183 stars 68 forks source link

Page encoding #192

Closed bruce-genhot closed 8 years ago

bruce-genhot commented 8 years ago

Http collector works well for pages with utf-8 encoding, but for pages with other charset, like 'gb2312'. the results are in confusion code. Could you please let me know how can I resolve this problem? thank you. I'd like to convert all content to be in urt-8.

niels commented 8 years ago

@bruce-genhot, I'm having a similar issue. Could you let us know how you fixed your problem? Thanks!

essiembre commented 8 years ago

Should this ticket be re-opened, or is it the same as #199? If re-opening, please provide details how to reproduce.

niels commented 8 years ago

@essiembre, I opened #202 after some more investigation. I suspect that #199 will have the same root cause, so please feel free to close that in favour of #202.

essiembre commented 8 years ago

Got it. I'll keep both #199 and #202 until I know for sure whether they have the same cause.

bruce-genhot commented 8 years ago

@niels , maybe you can see #194 for more details.
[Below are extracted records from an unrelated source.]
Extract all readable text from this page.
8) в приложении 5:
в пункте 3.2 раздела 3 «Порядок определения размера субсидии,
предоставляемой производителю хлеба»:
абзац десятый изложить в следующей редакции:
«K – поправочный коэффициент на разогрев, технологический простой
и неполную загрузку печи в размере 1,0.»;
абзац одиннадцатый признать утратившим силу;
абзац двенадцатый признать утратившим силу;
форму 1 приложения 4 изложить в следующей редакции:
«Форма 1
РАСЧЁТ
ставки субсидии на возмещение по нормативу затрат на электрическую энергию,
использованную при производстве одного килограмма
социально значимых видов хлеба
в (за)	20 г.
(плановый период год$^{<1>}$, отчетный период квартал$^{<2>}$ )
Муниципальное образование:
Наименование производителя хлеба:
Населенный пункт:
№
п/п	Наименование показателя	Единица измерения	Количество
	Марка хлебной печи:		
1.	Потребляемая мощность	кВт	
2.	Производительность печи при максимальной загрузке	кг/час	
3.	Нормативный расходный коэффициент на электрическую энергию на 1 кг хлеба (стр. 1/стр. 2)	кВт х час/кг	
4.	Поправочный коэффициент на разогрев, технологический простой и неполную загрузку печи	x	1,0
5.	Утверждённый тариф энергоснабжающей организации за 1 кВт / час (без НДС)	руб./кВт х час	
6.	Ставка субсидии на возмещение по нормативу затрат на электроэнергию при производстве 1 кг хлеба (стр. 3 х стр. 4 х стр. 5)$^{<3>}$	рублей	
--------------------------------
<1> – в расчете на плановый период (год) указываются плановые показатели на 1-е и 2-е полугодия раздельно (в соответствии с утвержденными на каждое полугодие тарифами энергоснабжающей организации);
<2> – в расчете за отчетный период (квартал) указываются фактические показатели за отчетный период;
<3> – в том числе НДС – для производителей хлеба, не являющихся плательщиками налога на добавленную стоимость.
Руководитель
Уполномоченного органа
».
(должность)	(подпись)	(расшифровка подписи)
One potential solution is about using TextBetweenTagger, see my code below.

<tagger class="com.norconex.importer.handler.tagger.impl.TextBetweenTagger" inclusive = "false" caseSensitive= "false">
                        <textBetween name="html">
                            <start><![CDATA[<html]]></start>
                            <end><![CDATA[</html>]]></end>
                        </textBetween>
                    </tagger>